Comparing multi-index stochastic collocation and multi-fidelity stochastic radial basis functions for forward uncertainty quantification of ship resistance

• Published in: Engineering with computers Vol. 39; no. 3; pp. 2209 - 2237
• Main Authors: Piazzola, Chiara, Tamellini, Lorenzo, Pellegrini, Riccardo, Broglia, Riccardo, Serani, Andrea, Diez, Matteo
• Format: Journal Article
• Language: English
• Published: London Springer London 01.06.2023; Springer Nature B.V
• Subjects: Accuracy; Approximation; Budgets; CAE) and Design; Calculus of Variations and Optimal Control; Optimization; Classical Mechanics; Collocation; Computational fluid dynamics; Computer Science; Computer-Aided Engineering (CAD; Control; Design of experiments; Engineering; Expected values; Ferries; Fluid dynamics; Kurtosis; Math.

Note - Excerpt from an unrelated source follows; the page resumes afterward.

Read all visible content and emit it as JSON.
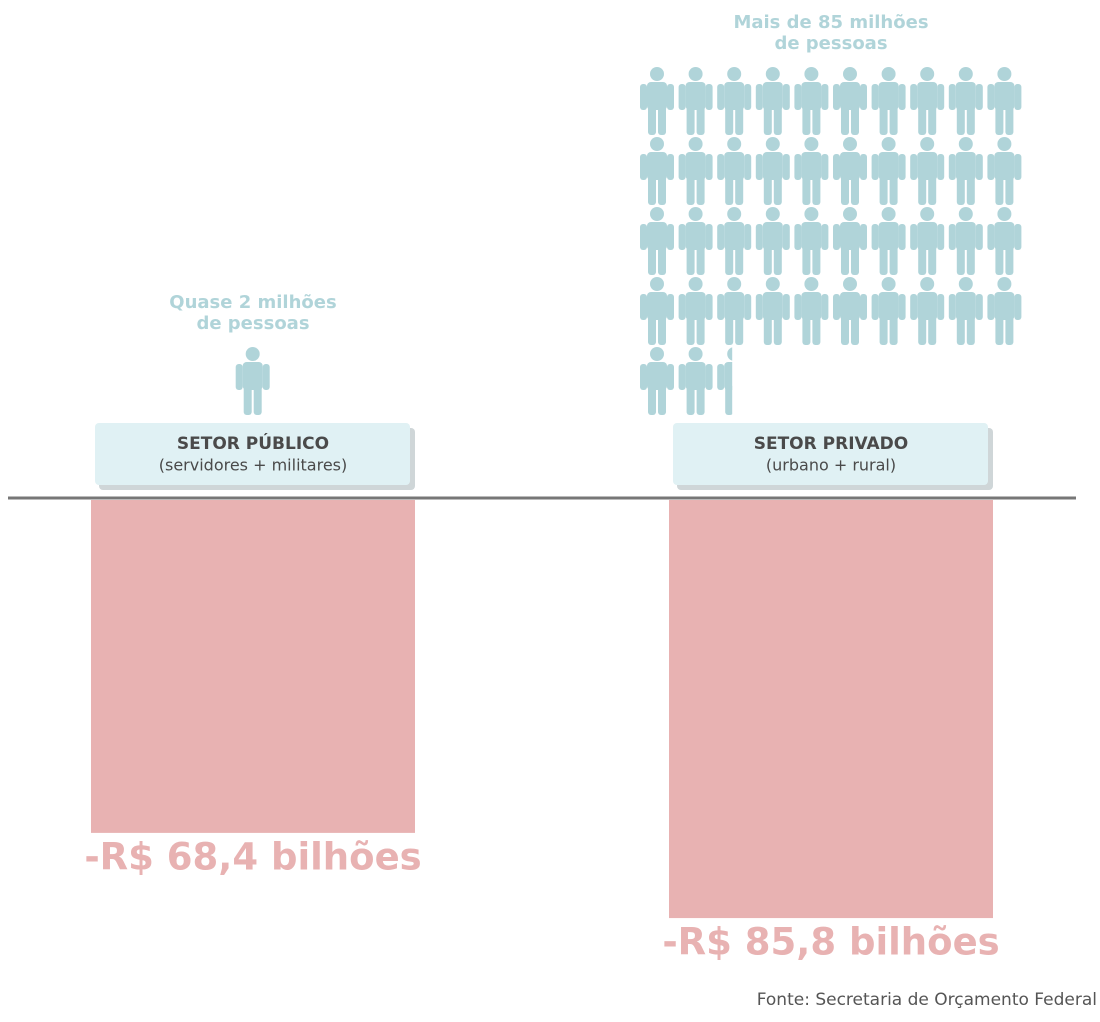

Applications in Chemistry; Mathematical and Computational Engineering; Multigrid methods; Naval engineering; Optimization; Original Article; Probability density functions; Radial basis function; Reynolds averaged Navier-Stokes method; Robustness (mathematics); Skewness; Solvers; Statistical analysis; Systems Theory; Uncertainty; Uncertainty quantification; Multi-index stochastic collocation; Reynolds-averaged Navier–Stokes equations; Finite volumes; Computational fluid dynamics; Multi-fidelity stochastic radial basis functions
• ISSN: 0177-0667; 1435-5663
• DOI: 10.1007/s00366-021-01588-0

This paper presents a comparison of two multi-fidelity methods for the forward uncertainty quantification of a naval engineering problem. Specifically, we consider the problem of quantifying the uncertainty of the hydrodynamic resistance of a roll-on/roll-off passenger ferry advancing in calm water and subject to two operational uncertainties (ship speed and payload). The first four statistical moments (mean, variance, skewness, and kurtosis), and the probability density function for such quantity of interest (QoI) are computed with two multi-fidelity methods, i.e., the Multi-Index Stochastic Collocation (MISC) and an adaptive multi-fidelity Stochastic Radial Basis Functions (SRBF). The QoI is evaluated via computational fluid dynamics simulations, which are performed with the in-house unsteady Reynolds-Averaged Navier–Stokes (RANS) multi-grid solver χ navis. The different fidelities employed by both methods are obtained by stopping the RANS solver at different grid levels of the multi-grid cycle. The performance of both methods are presented and discussed: in a nutshell, the findings suggest that, at least for the current implementation of both methods, MISC could be preferred whenever a limited computational budget is available, whereas for a larger computational budget SRBF seems to be preferable, thanks to its robustness to the numerical noise in the evaluations of the QoI.